Ao contrário de Xangai no sábado, os manifestantes em Pequim evitaram citar Xi ou o Partido Comunista Chinês. As manifestações em Xangai se transformaram em confrontos mais violentos, com a polícia detendo pelo menos dois veículos com pessoas, segundo testemunhas, embora não esteja claro se os slogans foram o motivo.

Pairando sobre tudo isso, estava a questão de qual era o objetivo, em um país onde as pessoas se acostumaram a ser governadas, sem resposta. “Sabemos que nossos pedidos não serão atendidos. Estamos aqui apenas para expressar nossas emoções”, disse um participante em Pequim acaloradamente a um funcionário que se envolveu com os manifestantes por volta da 1h.

“Não, deve haver uma resposta!” outros na multidão imediatamente gritaram. “Resolva os problemas!”

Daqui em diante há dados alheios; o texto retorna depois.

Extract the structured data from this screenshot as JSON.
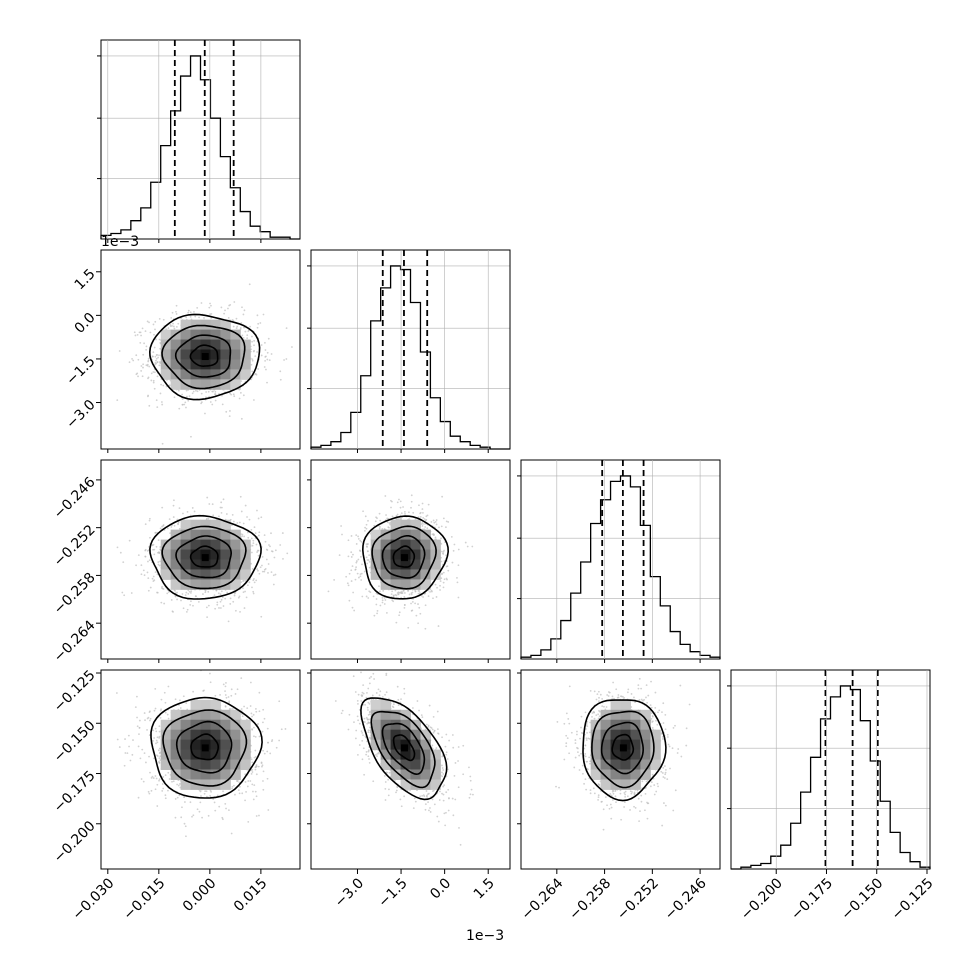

Um participante, um cineasta que deu apenas seu sobrenome, Wang, disse que não esperava que muita coisa mudasse por causa dos protestos.

“Como chineses, nossa capacidade de organização ainda é muito fraca. Não temos a experiência ou o conhecimento”, disse ele. “Isso” – a capacidade de se reunir – “já foi conquistado com muito esforço”.

E, embora o protesto tenha durado mais do que muitos esperavam naquela noite, pode ter sido passageiro. À medida que se aproximava das 2 da manhã, o número de policiais crescia, com várias colunas marchando rapidamente pela rua com golas de pele preta combinando e máscaras faciais brancas, reunindo o número cada vez menor de participantes em pequenos grupos na calçada. Em um grupo, uma mulher pediu a todos que se afastassem juntos, para que ninguém pudesse ser pego sozinho.

As ruas se esvaziaram e o que restou foi, novamente, a incerteza – sobre o que viria a seguir, se é que algo aconteceria. Na segunda-feira, as ruas estavam silenciosas, enquanto os bloqueios e fechamentos da Covid continuavam, embora policiais guardassem algumas paradas e cruzamentos do metrô. Online, alguns discutiram planos para outro encontro naquela noite, propondo demandas potenciais para os participantes se unirem, como um pedido de desculpas do governo a Urumqi.

Mas outros temiam que policiais já tivessem se infiltrado no grupo; alguns disseram que receberam telefonemas da polícia local perguntando onde eles estiveram na noite anterior. No início da noite, os carros da polícia se alinhavam na área onde as pessoas haviam escolhido se reunir naquela noite. Os participantes foram escassos.